The Yanmar 3GM engine has become almost a standard in this size boat. It is a good engine, dependable, relatively quiet, and its 28 horsepower is plenty big for the J/35. A 20 gallon fuel tank gives about 150 miles of range, adequate since this boat will still be sailing in light airs when most others have cranked up the diesel. The boat comes standard with a Martec folding prop, and the boat powers easily to hull speed. The J/35 turns sharply and handles well under power, and it will back up more or less where you want it. Access to the engine is decent, behind the companionway steps underneath the cockpit. Installation of the engine and the other mechanical systems is workmanlike-good but nothing spectacular.
Sailing is what this boat is all about. We sailed twice on a 35 during their first two years of production, and again last fall, in two heavy-air triangular races.
The boat is obviously quick. With a PHRF rating around 70, it is significantly faster than almost all boats its size. It is 50 seconds-per-mile faster than our own l6-year-old Carter 36 and most other lOR racers between 34 and 37 feet. In the class we raced in last fall, only a Schock 35, and a C&C 37 were comparable in speed. Like most good sailing boats, the J/35 has an "effortless" quality about its motion through the water. To us, it seems that most boats make quite a fuss as you push them up toward hull speed, especially on a beat. Often, you can "hear" how fast you're going by the amount of noise the boat makes. But a J/35 moves easily up to speed, and you have to look at the knotmeter to know whether you're moving five knots or seven.
It's a well-balanced boat, with excellent feel (if you have a tiller model) on all points of sail.
The boat can be wet working to weather in waves, especially given the lack of cockpit coamings, but otherwise it has few faults in sailing. Unlike many high-performance boats, it's also quite forgiving, so an inexperienced helmsman and crew can achieve good speed and at least finish a race or a passage ahead of other boats, even if losing on handicap.
It is obviously not a boat for everybody. If you're looking for a weekend cottage or a floating condominium, go elsewhere. But if you are in the group of sailors who want a boat between 30 and 40 feet, whose time afloat is spent more than 50 percent in racing, you might want to consider the J/35. And if we were rolling in dough, we'd have to have one to park out in front of our condo, just for the fun of sailing it.
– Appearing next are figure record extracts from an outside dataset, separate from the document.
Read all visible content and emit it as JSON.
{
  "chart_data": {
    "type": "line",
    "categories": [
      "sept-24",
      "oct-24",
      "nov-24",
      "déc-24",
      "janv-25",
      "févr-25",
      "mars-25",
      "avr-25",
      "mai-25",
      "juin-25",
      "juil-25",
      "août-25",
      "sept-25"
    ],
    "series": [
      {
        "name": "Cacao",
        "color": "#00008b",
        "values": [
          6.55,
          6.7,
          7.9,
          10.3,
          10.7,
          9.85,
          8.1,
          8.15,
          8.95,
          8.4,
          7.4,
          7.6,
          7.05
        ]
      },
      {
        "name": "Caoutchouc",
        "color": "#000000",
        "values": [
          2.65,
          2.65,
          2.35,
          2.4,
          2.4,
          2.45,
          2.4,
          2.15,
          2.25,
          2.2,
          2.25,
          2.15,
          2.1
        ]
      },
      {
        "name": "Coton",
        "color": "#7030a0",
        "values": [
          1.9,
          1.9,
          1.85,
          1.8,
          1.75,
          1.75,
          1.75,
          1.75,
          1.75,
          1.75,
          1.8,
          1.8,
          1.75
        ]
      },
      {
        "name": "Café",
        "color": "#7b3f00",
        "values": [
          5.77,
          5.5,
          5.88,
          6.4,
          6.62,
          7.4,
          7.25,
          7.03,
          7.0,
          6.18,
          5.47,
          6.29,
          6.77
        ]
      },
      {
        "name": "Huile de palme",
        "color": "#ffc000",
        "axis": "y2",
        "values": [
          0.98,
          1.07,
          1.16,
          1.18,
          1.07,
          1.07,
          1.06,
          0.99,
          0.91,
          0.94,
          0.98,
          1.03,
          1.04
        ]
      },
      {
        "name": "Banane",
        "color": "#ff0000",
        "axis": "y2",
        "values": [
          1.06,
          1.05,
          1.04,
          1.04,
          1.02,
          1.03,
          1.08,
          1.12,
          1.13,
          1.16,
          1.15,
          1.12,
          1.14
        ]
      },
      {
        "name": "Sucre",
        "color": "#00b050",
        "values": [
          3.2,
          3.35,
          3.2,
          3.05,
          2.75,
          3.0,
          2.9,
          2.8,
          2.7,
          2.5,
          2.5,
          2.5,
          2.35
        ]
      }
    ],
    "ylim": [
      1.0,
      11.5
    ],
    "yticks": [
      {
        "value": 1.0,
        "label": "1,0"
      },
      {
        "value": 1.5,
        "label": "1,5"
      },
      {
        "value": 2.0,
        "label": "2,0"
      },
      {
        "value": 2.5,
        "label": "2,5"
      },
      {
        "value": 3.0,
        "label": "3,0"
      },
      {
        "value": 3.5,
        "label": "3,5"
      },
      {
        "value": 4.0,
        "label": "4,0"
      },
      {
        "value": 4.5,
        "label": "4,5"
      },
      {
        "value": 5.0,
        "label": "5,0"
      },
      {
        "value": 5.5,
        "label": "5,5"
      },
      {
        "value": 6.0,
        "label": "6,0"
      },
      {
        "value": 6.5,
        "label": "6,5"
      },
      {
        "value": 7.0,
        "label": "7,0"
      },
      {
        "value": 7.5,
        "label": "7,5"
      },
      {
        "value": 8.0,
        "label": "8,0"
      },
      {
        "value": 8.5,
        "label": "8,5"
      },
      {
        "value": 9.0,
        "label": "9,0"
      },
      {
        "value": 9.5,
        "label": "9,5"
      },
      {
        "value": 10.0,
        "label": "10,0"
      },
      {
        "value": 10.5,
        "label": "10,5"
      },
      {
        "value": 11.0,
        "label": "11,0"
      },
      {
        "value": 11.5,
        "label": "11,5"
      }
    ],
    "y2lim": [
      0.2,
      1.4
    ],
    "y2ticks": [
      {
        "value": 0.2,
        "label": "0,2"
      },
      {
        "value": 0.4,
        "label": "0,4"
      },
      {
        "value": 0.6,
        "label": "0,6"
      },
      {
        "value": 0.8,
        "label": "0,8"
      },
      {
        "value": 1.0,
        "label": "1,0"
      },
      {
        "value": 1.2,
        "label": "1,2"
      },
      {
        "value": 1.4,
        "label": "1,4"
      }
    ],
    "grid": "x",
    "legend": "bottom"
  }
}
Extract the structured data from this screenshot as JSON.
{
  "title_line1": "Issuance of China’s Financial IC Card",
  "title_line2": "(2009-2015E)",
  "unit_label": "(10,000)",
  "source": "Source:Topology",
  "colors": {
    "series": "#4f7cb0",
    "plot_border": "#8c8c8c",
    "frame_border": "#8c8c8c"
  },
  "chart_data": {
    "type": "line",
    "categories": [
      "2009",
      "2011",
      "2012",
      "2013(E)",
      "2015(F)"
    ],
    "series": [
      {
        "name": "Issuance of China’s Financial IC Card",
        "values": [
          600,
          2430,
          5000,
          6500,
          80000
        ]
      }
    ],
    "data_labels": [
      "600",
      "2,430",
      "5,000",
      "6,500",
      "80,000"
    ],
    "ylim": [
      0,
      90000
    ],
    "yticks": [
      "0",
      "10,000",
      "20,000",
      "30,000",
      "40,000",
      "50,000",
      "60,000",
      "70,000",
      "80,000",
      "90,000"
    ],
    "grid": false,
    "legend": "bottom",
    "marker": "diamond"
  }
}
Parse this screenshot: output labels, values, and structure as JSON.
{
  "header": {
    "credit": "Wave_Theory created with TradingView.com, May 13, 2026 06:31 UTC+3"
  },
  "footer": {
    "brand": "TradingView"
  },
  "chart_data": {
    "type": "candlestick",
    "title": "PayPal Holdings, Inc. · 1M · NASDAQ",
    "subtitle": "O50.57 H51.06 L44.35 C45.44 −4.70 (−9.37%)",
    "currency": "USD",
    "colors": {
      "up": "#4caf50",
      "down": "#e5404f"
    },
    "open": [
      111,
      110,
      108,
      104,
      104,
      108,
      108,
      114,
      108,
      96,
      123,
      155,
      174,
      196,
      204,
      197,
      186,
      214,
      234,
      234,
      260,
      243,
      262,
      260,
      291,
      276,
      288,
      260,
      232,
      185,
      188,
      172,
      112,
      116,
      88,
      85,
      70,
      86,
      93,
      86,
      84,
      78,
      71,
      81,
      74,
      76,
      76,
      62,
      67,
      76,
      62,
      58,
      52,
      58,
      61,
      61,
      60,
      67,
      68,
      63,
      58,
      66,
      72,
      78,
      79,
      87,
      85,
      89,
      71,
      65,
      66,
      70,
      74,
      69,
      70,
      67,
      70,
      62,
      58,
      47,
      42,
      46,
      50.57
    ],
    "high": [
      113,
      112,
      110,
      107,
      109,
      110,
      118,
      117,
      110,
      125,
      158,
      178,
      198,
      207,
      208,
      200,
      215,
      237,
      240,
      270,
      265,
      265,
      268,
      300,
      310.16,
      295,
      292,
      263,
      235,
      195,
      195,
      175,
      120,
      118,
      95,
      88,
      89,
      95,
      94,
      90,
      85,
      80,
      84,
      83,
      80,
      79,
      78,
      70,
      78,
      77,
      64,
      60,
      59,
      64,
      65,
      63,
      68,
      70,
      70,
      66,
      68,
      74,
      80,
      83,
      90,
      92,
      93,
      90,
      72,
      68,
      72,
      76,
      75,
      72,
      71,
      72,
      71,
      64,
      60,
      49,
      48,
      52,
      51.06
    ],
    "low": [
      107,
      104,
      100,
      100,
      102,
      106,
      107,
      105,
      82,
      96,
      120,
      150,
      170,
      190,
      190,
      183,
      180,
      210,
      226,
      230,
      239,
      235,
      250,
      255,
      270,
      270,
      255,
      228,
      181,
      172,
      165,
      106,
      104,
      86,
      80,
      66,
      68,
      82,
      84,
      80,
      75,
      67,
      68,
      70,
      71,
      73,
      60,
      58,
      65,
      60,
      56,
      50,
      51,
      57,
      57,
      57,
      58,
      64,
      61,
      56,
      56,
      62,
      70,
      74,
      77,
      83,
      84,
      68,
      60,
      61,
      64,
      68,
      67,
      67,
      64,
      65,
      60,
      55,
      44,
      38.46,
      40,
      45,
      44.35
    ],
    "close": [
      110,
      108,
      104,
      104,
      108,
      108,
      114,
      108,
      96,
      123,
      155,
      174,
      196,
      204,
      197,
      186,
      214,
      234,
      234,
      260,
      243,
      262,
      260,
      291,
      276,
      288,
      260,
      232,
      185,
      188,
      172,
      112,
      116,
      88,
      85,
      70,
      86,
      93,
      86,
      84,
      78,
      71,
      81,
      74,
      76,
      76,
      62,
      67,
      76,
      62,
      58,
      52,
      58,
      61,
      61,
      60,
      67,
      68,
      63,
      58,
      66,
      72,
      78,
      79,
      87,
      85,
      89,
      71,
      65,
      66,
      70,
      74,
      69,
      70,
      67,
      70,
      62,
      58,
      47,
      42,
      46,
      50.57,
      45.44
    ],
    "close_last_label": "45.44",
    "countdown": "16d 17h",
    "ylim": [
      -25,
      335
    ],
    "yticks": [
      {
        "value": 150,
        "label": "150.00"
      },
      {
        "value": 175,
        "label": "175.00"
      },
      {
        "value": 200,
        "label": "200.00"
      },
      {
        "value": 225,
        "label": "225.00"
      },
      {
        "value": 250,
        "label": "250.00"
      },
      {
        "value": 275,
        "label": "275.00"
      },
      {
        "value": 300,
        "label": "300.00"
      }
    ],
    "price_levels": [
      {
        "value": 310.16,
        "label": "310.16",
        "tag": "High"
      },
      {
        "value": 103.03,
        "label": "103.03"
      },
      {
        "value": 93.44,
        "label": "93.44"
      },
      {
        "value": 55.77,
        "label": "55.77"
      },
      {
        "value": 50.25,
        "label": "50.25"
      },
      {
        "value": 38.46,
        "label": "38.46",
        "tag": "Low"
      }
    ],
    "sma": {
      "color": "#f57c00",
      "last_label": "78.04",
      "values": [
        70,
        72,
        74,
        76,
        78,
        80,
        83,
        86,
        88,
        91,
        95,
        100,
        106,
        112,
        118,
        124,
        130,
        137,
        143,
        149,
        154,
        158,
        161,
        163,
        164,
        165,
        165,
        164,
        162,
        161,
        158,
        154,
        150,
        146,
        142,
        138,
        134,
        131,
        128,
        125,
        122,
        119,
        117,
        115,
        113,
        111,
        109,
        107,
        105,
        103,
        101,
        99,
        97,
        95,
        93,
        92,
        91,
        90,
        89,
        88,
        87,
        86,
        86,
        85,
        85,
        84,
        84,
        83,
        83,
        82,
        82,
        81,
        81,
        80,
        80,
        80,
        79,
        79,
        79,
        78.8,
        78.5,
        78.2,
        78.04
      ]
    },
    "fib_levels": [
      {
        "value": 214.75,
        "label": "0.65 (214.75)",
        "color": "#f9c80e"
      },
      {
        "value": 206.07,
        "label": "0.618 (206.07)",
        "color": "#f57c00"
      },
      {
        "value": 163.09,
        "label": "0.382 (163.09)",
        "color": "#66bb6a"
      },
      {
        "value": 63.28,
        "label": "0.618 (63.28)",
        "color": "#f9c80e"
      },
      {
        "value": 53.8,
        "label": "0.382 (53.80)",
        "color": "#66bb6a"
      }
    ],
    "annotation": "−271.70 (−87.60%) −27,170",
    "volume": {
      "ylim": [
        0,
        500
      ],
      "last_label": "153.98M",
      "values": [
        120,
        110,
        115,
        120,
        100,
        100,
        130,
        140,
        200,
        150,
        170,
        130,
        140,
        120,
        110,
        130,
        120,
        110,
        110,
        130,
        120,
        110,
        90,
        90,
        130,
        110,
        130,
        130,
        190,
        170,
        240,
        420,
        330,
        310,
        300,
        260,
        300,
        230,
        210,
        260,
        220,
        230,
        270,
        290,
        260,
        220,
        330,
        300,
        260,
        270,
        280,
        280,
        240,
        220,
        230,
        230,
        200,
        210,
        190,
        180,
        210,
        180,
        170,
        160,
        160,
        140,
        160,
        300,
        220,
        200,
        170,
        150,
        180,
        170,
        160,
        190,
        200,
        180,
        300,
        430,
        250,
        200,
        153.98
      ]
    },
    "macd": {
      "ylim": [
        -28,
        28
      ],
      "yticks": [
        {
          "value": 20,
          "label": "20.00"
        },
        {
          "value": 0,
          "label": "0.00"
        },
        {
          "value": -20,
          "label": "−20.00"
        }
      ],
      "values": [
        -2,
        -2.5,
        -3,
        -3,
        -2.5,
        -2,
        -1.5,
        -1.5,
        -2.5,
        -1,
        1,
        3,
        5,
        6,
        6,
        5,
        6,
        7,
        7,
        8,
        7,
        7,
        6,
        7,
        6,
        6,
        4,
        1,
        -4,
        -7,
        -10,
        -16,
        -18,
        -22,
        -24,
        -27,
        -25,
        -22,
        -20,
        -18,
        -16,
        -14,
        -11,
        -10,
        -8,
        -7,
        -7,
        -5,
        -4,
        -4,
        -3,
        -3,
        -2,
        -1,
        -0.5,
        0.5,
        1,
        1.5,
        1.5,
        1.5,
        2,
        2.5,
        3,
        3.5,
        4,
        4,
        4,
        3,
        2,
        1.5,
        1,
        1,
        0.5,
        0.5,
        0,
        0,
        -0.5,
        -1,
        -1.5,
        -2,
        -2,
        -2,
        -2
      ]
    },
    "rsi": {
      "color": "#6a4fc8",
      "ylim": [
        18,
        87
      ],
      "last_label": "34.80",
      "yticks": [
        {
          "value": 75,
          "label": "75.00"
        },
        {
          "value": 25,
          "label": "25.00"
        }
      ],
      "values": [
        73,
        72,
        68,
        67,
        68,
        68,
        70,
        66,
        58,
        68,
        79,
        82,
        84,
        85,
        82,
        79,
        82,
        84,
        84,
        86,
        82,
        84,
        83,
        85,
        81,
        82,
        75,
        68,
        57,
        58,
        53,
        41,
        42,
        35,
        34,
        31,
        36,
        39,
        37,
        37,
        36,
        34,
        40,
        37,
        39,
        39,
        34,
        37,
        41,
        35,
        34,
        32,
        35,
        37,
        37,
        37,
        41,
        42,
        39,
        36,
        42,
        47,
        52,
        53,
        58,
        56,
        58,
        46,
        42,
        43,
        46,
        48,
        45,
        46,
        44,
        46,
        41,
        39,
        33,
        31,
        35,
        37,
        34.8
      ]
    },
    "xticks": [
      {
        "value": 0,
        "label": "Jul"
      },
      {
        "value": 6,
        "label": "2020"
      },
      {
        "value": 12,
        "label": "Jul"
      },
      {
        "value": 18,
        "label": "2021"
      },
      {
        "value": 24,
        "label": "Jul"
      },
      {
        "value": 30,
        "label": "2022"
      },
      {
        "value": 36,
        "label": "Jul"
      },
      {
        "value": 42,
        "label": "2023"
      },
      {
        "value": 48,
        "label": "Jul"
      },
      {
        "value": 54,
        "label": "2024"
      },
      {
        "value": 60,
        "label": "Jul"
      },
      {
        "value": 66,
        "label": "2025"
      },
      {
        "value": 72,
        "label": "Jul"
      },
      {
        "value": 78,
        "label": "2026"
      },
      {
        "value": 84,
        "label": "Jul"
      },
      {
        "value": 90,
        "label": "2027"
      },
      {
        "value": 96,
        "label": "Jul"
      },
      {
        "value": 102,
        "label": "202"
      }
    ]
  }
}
For the used boat shopper, the main consideration after price will be the quality of equipment, especially sails. Unlike some boats, it is probable that a J/35 has been raced, and usually raced hard, so in many instances a total refit of the basic boat may be in order.
Given that the latest models have several advantages-an ABS certificate and a 10-year anti-blister warranty-most used boat shoppers will probably want to also go the extra distance to get a new boat.
We like the J/35. It gets down to basics-if sailing is what sailing is all about, you won't find a much better boat anywhere. -R.D.